Revision as of 16:32, 13 April 2013

Normal Tiles

Normal tiles consist of a set of variant 72x72 tiles used for a given terrain type. The probability for showing the different variants are given in terrain-graphics.cfg. In addition each terrain type has a set of transition tiles:

  • 6 basic transitions: n, ne, se, s, sw, nw
  • 6 "2-side trans": n-ne, ne-se, se-s, s-sw, sw-nw, nw-n
  • 6 "3-side trans": n-ne-se, ne-se-s, se-s-sw, s-sw-nw, sw-nw-n, nw-n-ne
  • 6 "4-side trans": n-ne-se-s, ne-se-s-sw, se-s-sw-nw, s-sw-nw-nw, sw-nw-n-ne, nw-n-ne-se

Few terrain types use all these possible transitions, if any.

It is possible to make several transitions and use different ones depending on which terrain type is adjacent. There is also a need for some special transitions when terrains are adjacent to castles.

Transitions are drawn around tiles according to a what is defined in terrain-graphics.cfg. Each terrain is placed in a given layer. This defines which terrain will draw their transition when adjacent to another. This means that the one which are layered the "highest" will draw their transitions on top of terrain layered further down.

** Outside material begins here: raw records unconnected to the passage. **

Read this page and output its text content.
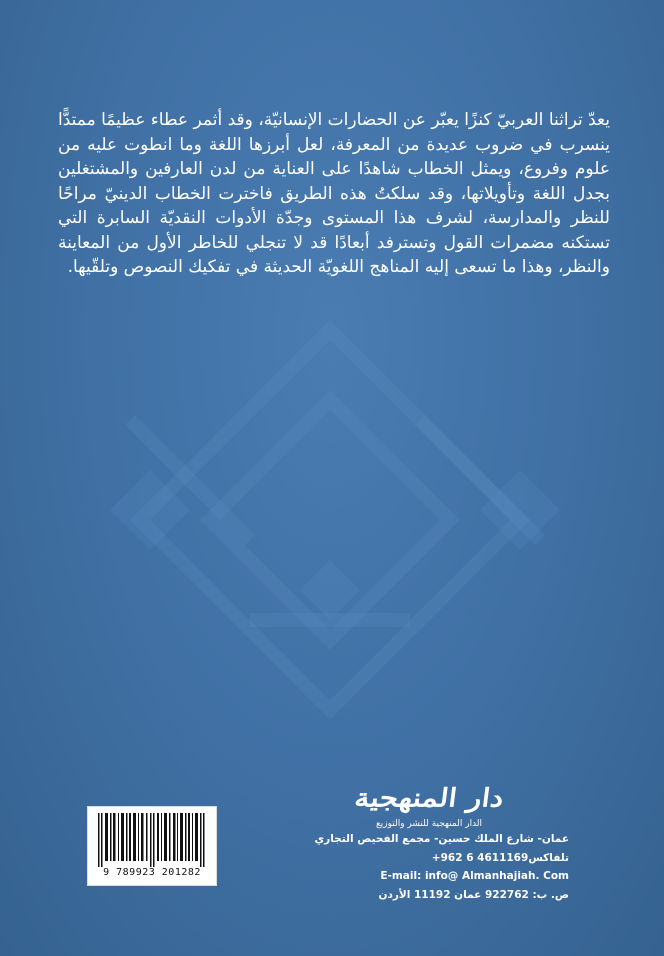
يعدّ تراثنا العربيّ كنزًا يعبّر عن الحضارات الإنسانيّة، وقد أثمر عطاء عظيمًا ممتدًّا ينسرب في ضروب عديدة من المعرفة، لعل أبرزها اللغة وما انطوت عليه من علوم وفروع، ويمثل الخطاب شاهدًا على العناية من لدن العارفين والمشتغلين بجدل اللغة وتأويلاتها، وقد سلكتُ هذه الطريق فاخترت الخطاب الدينيّ مراحًا للنظر والمدارسة، لشرف هذا المستوى وجدّة الأدوات النقديّة السابرة التي تستكنه مضمرات القول وتسترفد أبعادًا قد لا تنجلي للخاطر الأول من المعاينة والنظر، وهذا ما تسعى إليه المناهج اللغويّة الحديثة في تفكيك النصوص وتلقّيها.

دار المنهجية
الدار المنهجية للنشر والتوزيع
عمان- شارع الملك حسين- مجمع الفحيص التجاري
تلفاكس4611169 6 962+
E-mail: info@ Almanhajiah. Com
ص. ب: 922762 عمان 11192 الأردن
9 789923 201282
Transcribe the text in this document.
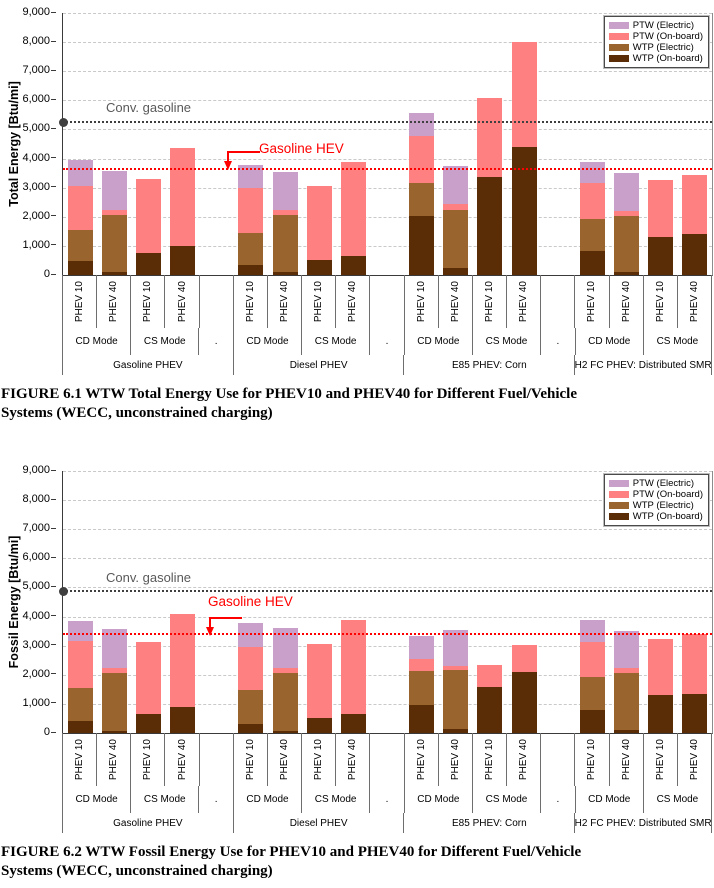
Total Energy [Btu/mi]
0
1,000
2,000
3,000
4,000
5,000
6,000
7,000
8,000
9,000
Conv. gasoline
Gasoline HEV
PTW (Electric)
PTW (On-board)
WTP (Electric)
WTP (On-board)
PHEV 10 PHEV 40 PHEV 10 PHEV 40	PHEV 10 PHEV 40 PHEV 10 PHEV 40	PHEV 10 PHEV 40 PHEV 10 PHEV 40	PHEV 10 PHEV 40 PHEV 10 PHEV 40
CD Mode	CS Mode	.	CD Mode	CS Mode	.	CD Mode	CS Mode	.	CD Mode	CS Mode
Gasoline PHEV	Diesel PHEV	E85 PHEV: Corn	H2 FC PHEV: Distributed SMR
FIGURE 6.1 WTW Total Energy Use for PHEV10 and PHEV40 for Different Fuel/Vehicle
Systems (WECC, unconstrained charging)
Fossil Energy [Btu/mi]
0
1,000
2,000
3,000
4,000
5,000
6,000
7,000
8,000
9,000
Conv. gasoline
Gasoline HEV
PTW (Electric)
PTW (On-board)
WTP (Electric)
WTP (On-board)
PHEV 10 PHEV 40 PHEV 10 PHEV 40	PHEV 10 PHEV 40 PHEV 10 PHEV 40	PHEV 10 PHEV 40 PHEV 10 PHEV 40	PHEV 10 PHEV 40 PHEV 10 PHEV 40
CD Mode	CS Mode	.	CD Mode	CS Mode	.	CD Mode	CS Mode	.	CD Mode	CS Mode
Gasoline PHEV	Diesel PHEV	E85 PHEV: Corn	H2 FC PHEV: Distributed SMR
FIGURE 6.2 WTW Fossil Energy Use for PHEV10 and PHEV40 for Different Fuel/Vehicle
Systems (WECC, unconstrained charging)
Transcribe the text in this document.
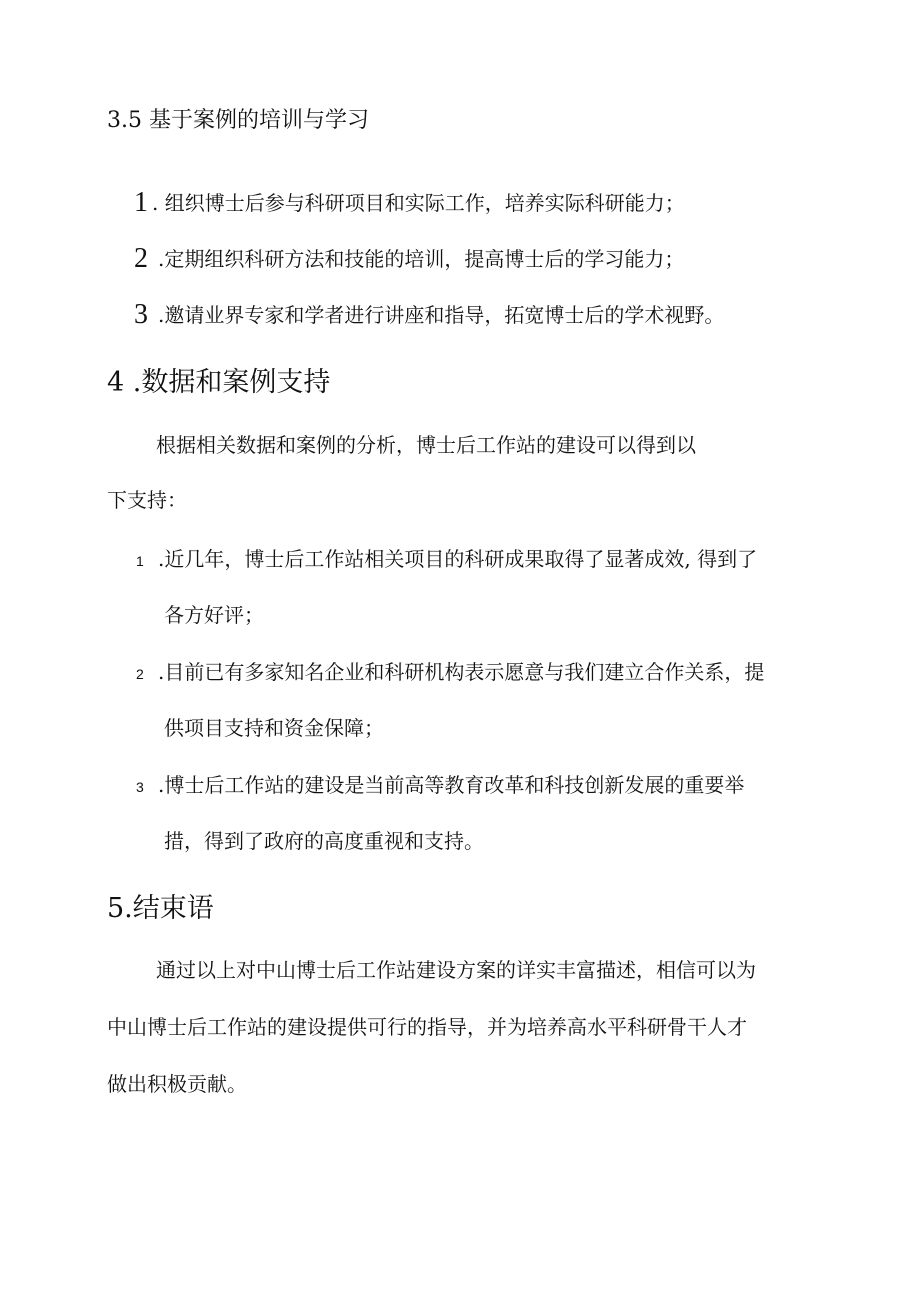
3.5 基于案例的培训与学习
1 . 组织博士后参与科研项目和实际工作，培养实际科研能力；
2 .定期组织科研方法和技能的培训，提高博士后的学习能力；
3 .邀请业界专家和学者进行讲座和指导，拓宽博士后的学术视野。
4 .数据和案例支持
根据相关数据和案例的分析，博士后工作站的建设可以得到以
下支持：
1 .近几年，博士后工作站相关项目的科研成果取得了显著成效, 得到了
各方好评；
2 .目前已有多家知名企业和科研机构表示愿意与我们建立合作关系，提
供项目支持和资金保障；
3 .博士后工作站的建设是当前高等教育改革和科技创新发展的重要举
措，得到了政府的高度重视和支持。
5.结束语
通过以上对中山博士后工作站建设方案的详实丰富描述，相信可以为
中山博士后工作站的建设提供可行的指导，并为培养高水平科研骨干人才
做出积极贡献。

Each of these transitions are stored in separate image files.


Example 1.

1 tile + the 6 basic transitions:

normal_tiles.png

Example 2.

1 tile + 2 x nw trans and a sw-nw-n trans. (This might seem strange, but the trans. are named after where the trans. is drawn in the trans. tile itself, not where it's "attached" to the terrain tile).

normal_tiles2.png

Multihex tiles

Multihex tiles work differently. They don't have seperate transitions. One could say the trans are attached to the tile itself. They also behave differently. While normal tiles draw their trans according to the layering a multihex tile will rather overlap terrain either vertically and/or horizontally. This means fx that mountain tops will extend into tiles above removing the need for a special transition. for other sorts of terrain like grassland and other flat ones this must be done in a way that will allow them to mesh into each other. Of course multihex is not neccesarily ideal for all terrain types.

Examples

multihex_tiles.png

multihex_tiles2.png

Note on overlay tiles: you define a background tile which gets drawn first underneat them using the regular layering rules for that particual terrain type.